For now it only works for public GitHub repos, but we might add other platforms if there is interest.

We also added a remote MCP server with built-in authentication, so you can directly access shouldiuse from your IDE and automatically check new dependencies anytime a coding assistant introduces one to ensure that only safe dependencies are added to the project.

What started as a fun internal experiment quickly surprised us with how useful it turned out to be. We didn’t plan to release it publicly, but we think might be useful for other devs and therefore we wanted to share it here. Any feedback is welcome!

Comments

SCUSKU•7mo ago
Tried a public repo but it asked for a personal access token? No thanks. Otherwise great idea, but why should I give a personal access token for something that's publicly available, it really does not inspire confidence.
pmig•7mo ago
Thanks scusku, the personal access token does not have any additional permission, we just need to avoid getting rate limited.
kissgyorgy•7mo ago
Why don't use your own personal access token?
dylan604•7mo ago
never pay for something yourself when you can have someone else pay for it. it's a useful concept that can be used in many many cases. the 1%ers love this concept
pmig•7mo ago
We did, bur ran into the API limits as oder/scorecard alone is quite expensive on GitHub request
rglover•7mo ago
Implement an OAuth flow with Github and then you can avoid that entirely.
pmig•7mo ago
Gods point, will work on that!
Sleaker•7mo ago
Sharing a GitHub API token to bypass rate limiting is explicitly in violation of section H of the terms on GitHub usage.

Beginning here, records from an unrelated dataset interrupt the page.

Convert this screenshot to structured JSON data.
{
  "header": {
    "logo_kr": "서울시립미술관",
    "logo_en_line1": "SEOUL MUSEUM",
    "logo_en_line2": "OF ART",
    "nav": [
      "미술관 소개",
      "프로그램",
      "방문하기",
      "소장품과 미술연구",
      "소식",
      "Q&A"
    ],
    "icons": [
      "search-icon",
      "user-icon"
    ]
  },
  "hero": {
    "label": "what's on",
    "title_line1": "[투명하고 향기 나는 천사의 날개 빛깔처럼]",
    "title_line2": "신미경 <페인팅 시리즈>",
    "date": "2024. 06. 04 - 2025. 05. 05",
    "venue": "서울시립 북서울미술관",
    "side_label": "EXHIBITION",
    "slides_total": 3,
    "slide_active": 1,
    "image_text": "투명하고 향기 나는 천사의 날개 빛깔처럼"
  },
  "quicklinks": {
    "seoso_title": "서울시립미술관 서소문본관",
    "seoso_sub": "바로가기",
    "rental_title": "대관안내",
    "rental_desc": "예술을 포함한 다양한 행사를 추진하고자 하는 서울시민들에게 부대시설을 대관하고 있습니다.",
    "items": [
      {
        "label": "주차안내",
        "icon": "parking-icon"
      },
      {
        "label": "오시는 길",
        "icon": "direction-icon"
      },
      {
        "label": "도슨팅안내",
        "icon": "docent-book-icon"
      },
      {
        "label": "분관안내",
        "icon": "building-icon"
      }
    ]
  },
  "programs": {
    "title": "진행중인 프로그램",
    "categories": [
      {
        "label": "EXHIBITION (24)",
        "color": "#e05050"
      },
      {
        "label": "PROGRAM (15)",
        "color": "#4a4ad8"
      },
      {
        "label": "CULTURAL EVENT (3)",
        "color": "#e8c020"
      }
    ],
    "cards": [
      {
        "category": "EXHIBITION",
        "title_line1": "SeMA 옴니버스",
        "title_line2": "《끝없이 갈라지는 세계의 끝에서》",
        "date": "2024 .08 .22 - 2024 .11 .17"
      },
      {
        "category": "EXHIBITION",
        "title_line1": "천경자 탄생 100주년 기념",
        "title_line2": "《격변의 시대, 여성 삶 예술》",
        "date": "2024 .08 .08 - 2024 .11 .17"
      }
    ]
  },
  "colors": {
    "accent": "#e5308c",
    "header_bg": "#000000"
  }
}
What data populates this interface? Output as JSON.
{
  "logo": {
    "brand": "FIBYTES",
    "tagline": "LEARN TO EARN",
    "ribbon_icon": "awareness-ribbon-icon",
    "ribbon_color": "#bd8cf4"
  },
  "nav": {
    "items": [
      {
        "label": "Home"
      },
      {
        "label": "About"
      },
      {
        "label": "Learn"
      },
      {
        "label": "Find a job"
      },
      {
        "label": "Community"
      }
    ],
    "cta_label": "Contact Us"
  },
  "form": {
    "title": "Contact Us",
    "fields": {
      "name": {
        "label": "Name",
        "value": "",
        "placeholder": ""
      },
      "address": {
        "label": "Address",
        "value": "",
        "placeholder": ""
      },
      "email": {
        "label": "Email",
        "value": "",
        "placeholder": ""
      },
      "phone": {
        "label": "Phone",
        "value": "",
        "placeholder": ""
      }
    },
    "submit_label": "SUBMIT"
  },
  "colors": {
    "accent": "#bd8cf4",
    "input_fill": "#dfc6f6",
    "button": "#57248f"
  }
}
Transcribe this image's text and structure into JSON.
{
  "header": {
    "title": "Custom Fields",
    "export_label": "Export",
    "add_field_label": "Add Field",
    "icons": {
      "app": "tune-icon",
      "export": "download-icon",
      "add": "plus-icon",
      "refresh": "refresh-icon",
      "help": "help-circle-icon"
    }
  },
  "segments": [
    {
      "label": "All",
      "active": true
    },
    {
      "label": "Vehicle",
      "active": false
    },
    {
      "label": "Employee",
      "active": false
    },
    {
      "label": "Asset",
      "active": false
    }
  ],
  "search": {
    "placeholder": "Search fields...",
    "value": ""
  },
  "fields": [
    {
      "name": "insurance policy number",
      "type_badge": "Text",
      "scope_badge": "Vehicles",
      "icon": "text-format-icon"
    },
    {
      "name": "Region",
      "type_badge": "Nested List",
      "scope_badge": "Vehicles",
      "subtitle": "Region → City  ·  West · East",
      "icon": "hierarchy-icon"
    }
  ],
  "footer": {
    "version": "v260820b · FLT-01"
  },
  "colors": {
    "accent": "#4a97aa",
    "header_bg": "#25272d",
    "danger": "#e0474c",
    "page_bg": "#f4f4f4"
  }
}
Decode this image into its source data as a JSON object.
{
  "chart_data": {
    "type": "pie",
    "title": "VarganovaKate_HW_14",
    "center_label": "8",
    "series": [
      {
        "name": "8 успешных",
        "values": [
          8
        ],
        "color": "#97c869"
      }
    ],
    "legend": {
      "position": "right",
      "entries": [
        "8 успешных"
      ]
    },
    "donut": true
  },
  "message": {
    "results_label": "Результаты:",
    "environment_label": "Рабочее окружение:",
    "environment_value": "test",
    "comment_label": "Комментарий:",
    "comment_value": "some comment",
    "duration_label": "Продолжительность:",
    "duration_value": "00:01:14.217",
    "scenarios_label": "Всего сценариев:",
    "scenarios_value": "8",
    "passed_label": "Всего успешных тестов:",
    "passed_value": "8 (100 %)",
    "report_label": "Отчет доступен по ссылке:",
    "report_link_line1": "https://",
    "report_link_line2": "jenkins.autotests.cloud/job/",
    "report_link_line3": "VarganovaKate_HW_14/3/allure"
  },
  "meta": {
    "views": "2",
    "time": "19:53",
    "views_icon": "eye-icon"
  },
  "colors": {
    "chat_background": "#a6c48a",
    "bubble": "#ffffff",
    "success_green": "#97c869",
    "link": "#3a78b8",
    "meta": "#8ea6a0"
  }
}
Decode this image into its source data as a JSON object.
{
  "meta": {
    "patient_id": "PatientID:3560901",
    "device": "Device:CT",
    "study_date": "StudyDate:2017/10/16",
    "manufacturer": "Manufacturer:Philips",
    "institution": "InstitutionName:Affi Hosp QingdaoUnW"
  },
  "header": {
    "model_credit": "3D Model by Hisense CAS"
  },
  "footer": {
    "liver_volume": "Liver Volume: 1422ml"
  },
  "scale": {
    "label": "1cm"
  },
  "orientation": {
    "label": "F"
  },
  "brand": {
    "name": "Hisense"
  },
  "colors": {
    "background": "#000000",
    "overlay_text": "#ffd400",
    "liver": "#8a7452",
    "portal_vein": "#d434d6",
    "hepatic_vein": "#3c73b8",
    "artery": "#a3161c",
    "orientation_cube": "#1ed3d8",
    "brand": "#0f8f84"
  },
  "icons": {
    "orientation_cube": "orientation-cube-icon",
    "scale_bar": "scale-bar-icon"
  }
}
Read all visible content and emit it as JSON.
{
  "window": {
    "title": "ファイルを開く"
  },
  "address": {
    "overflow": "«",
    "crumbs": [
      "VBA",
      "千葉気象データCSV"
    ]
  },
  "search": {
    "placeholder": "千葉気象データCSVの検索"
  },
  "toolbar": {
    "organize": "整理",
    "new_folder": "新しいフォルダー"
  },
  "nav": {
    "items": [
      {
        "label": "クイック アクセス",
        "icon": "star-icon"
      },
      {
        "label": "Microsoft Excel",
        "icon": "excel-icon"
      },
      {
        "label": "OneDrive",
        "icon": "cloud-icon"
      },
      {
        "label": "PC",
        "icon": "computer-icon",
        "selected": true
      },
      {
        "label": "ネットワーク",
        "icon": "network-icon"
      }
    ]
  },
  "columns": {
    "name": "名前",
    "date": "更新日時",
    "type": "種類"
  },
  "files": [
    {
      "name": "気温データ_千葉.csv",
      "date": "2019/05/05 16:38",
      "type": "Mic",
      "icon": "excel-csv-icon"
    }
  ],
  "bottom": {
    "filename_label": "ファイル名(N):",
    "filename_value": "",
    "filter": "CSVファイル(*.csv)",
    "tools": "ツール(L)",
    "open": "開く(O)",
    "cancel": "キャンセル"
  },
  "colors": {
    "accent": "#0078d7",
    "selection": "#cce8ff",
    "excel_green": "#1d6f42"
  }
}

https://docs.github.com/en/site-policy/github-terms/github-t...

pmig•7mo ago
Most applications are designed in that way, think about ossf scorecard, star-history.com etc..
woodruffw•7mo ago
This should come with a heavy caveat: it’s based on heuristics, and heuristics can be wrong (at best) or maliciously gamed (at worst).

I wish companies would take a simpler approach: stop intermediating your open source interactions through middlemen, and work directly with your upstreams. You might discover that you have too many to work with, in which case you’ve laid the problem bare rather than obscuring it with metrics and policies.

mentalgear•7mo ago
can you explain/expand?
FlyingAvatar•7mo ago
If you have a dependency that is simple and stable, it could appear unmaintained since it doesn't have a lot of recent commits, bug reports, comment history, etc.

If a library author wants to make their package "look" maintained for some reason, they could generate superfluous commits and open and close fake bug reports. This could be a "good" signal to the heuristic, but has no real world benefit or worse-case could be used to lend credibility to a package with known vulnerabilities.

pmig•7mo ago
We actually check from how many different organization the last committers belong to and analyze if the most recent commits have be done by bots (like renovate or dependabot)
pmig•7mo ago
Thanks for the feedback, shouldiuse.dev gave us a lot of information on the first glance.
kissgyorgy•7mo ago
The only thing crazier than asking for a personal access token is that people probably do it.